Up the careful stairs is Catala’s perch: her office full of reference books and small craft projects. With a strategically placed, glass-framed illustration by a favorite artist, Catala can see the reflection of anyone who walks past or into her shop without having to move. It’s ingenious, another hidden gem of the boutique, though this one is concocted by Catala herself. Just as she relishes the view from her lofted office, Catala enjoys her country of residence and doesn’t feel a need to leave often. Her life, she explains, is enriched with the stories of all her findings, and she does not feel drawn to explore distant countries. She was born in Paris and raised in Moulins, a community in the center of France, but has lived in Switzerland since 1968, where she is quite at home. Besides occasional visits to France, where she keeps a home in the Loire Valley, and to the Netherlands, where her daughter and grandson reside, Catala does not indulge much in foreign travel. Also, Catala adds, that even while surrounded by beautiful objects–some of quite high value–her life is not one of luxury.

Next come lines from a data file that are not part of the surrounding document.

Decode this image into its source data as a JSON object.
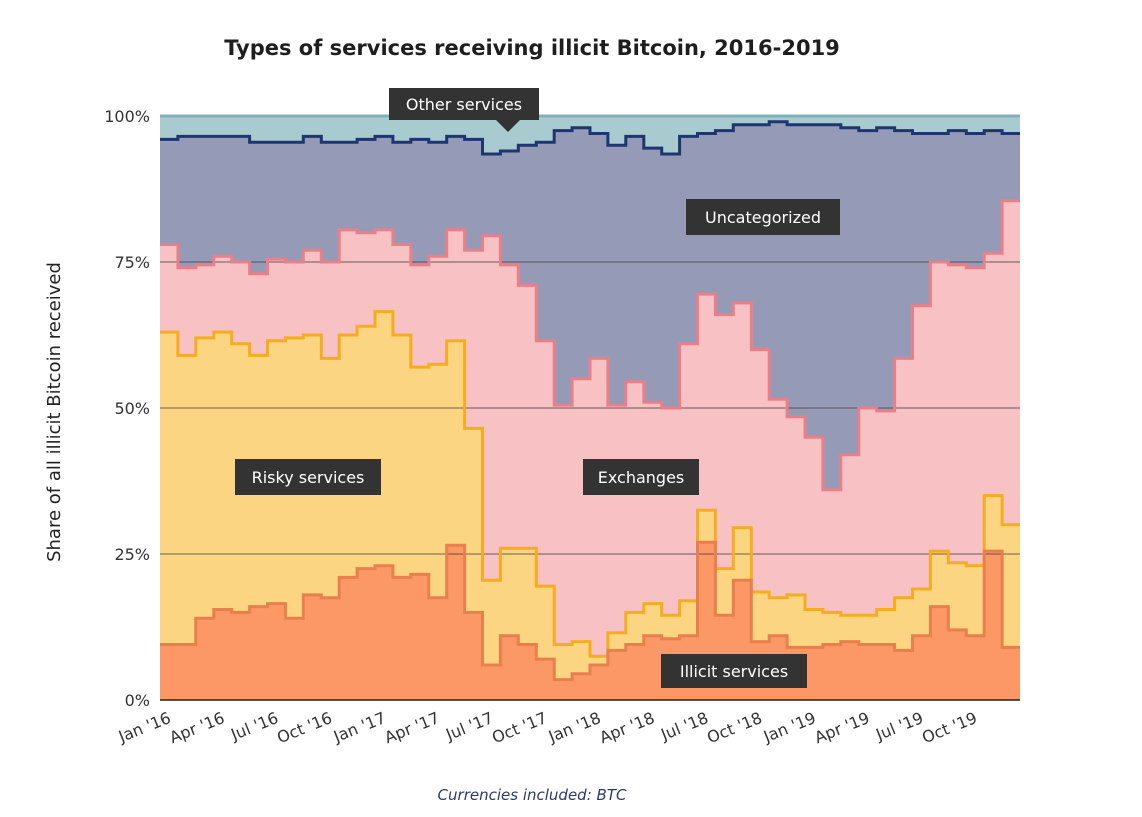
{
  "chart_data": {
    "type": "area",
    "stacked": true,
    "title": "Types of services receiving illicit Bitcoin, 2016-2019",
    "ylabel": "Share of all illicit Bitcoin received",
    "footnote": "Currencies included: BTC",
    "ylim": [
      0,
      100
    ],
    "y_ticks": [
      "0%",
      "25%",
      "50%",
      "75%",
      "100%"
    ],
    "x_tick_labels": [
      "Jan '16",
      "Apr '16",
      "Jul '16",
      "Oct '16",
      "Jan '17",
      "Apr '17",
      "Jul '17",
      "Oct '17",
      "Jan '18",
      "Apr '18",
      "Jul '18",
      "Oct '18",
      "Jan '19",
      "Apr '19",
      "Jul '19",
      "Oct '19"
    ],
    "x": [
      "2016-01",
      "2016-02",
      "2016-03",
      "2016-04",
      "2016-05",
      "2016-06",
      "2016-07",
      "2016-08",
      "2016-09",
      "2016-10",
      "2016-11",
      "2016-12",
      "2017-01",
      "2017-02",
      "2017-03",
      "2017-04",
      "2017-05",
      "2017-06",
      "2017-07",
      "2017-08",
      "2017-09",
      "2017-10",
      "2017-11",
      "2017-12",
      "2018-01",
      "2018-02",
      "2018-03",
      "2018-04",
      "2018-05",
      "2018-06",
      "2018-07",
      "2018-08",
      "2018-09",
      "2018-10",
      "2018-11",
      "2018-12",
      "2019-01",
      "2019-02",
      "2019-03",
      "2019-04",
      "2019-05",
      "2019-06",
      "2019-07",
      "2019-08",
      "2019-09",
      "2019-10",
      "2019-11",
      "2019-12"
    ],
    "series": [
      {
        "name": "Illicit services",
        "color": "#fc9766",
        "line": "#e8804e",
        "values": [
          9.5,
          9.5,
          14,
          15.5,
          15,
          16,
          16.5,
          14,
          18,
          17.5,
          21,
          22.5,
          23,
          21,
          21.5,
          17.5,
          26.5,
          15,
          6,
          11,
          9.5,
          7,
          3.5,
          4.5,
          6,
          8.5,
          9.5,
          11,
          10.5,
          11,
          27,
          14.5,
          20.5,
          10,
          11,
          9,
          9,
          9.5,
          10,
          9.5,
          9.5,
          8.5,
          11,
          16,
          12,
          11,
          25.5,
          9
        ]
      },
      {
        "name": "Risky services",
        "color": "#fcd582",
        "line": "#f5ad1f",
        "values": [
          63,
          59,
          62,
          63,
          61,
          59,
          61.5,
          62,
          62.5,
          58.5,
          62.5,
          64,
          66.5,
          62.5,
          57,
          57.5,
          61.5,
          46.5,
          20.5,
          26,
          26,
          19.5,
          9.5,
          10,
          7.5,
          11.5,
          15,
          16.5,
          14.5,
          17,
          32.5,
          22.5,
          29.5,
          18.5,
          17.5,
          18,
          15.5,
          15,
          14.5,
          14.5,
          15.5,
          17.5,
          19,
          25.5,
          23.5,
          23,
          35,
          30
        ]
      },
      {
        "name": "Exchanges",
        "color": "#f8c1c4",
        "line": "#e98089",
        "values": [
          78,
          74,
          74.5,
          76,
          75,
          73,
          75.5,
          75,
          77,
          75,
          80.5,
          80,
          80.5,
          78,
          74.5,
          76,
          80.5,
          77,
          79.5,
          74.5,
          71,
          61.5,
          50.5,
          55,
          58.5,
          50.5,
          54.5,
          51,
          50,
          61,
          69.5,
          66,
          68,
          60,
          51.5,
          48.5,
          45,
          36,
          42,
          50,
          49.5,
          58.5,
          67.5,
          75,
          74.5,
          74,
          76.5,
          85.5
        ]
      },
      {
        "name": "Uncategorized",
        "color": "#959bb7",
        "line": "#1e3570",
        "values": [
          96,
          96.5,
          96.5,
          96.5,
          96.5,
          95.5,
          95.5,
          95.5,
          96.5,
          95.5,
          95.5,
          96,
          96.5,
          95.5,
          96,
          95.5,
          96.5,
          96,
          93.5,
          94,
          95,
          95.5,
          97.5,
          98,
          97,
          95,
          96.5,
          94.5,
          93.5,
          96.5,
          97,
          97.5,
          98.5,
          98.5,
          99,
          98.5,
          98.5,
          98.5,
          98,
          97.5,
          98,
          97.5,
          97,
          97,
          97.5,
          97,
          97.5,
          97
        ]
      },
      {
        "name": "Other services",
        "color": "#a8cbd0",
        "line": "#7fb0b8",
        "values": [
          100,
          100,
          100,
          100,
          100,
          100,
          100,
          100,
          100,
          100,
          100,
          100,
          100,
          100,
          100,
          100,
          100,
          100,
          100,
          100,
          100,
          100,
          100,
          100,
          100,
          100,
          100,
          100,
          100,
          100,
          100,
          100,
          100,
          100,
          100,
          100,
          100,
          100,
          100,
          100,
          100,
          100,
          100,
          100,
          100,
          100,
          100,
          100
        ]
      }
    ],
    "annotations": [
      {
        "text": "Other services",
        "series": "Other services",
        "pointer": "down"
      },
      {
        "text": "Uncategorized",
        "series": "Uncategorized"
      },
      {
        "text": "Risky services",
        "series": "Risky services"
      },
      {
        "text": "Exchanges",
        "series": "Exchanges"
      },
      {
        "text": "Illicit services",
        "series": "Illicit services"
      }
    ],
    "grid": true,
    "legend": "inline labels"
  }
}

“I’m more cotton than silk,” she says, while contentedly unfolding a stack of Hermès and Dior scarves, pieces she admires but would never wear. Indeed, Catala, tall and lovely, is unadorned except for a pair of glasses (a necessity); drop pearl earrings (replicas of those immortalized in a Vermeer painting); and a silver ring (her mother’s, from the thirties, once gold-plated). Catala’s long gray hair is twisted simply into a chignon. She wears slacks and a long sleeved knit top, with a button down smock over it. She smiles. This is her uniform. This is Catala.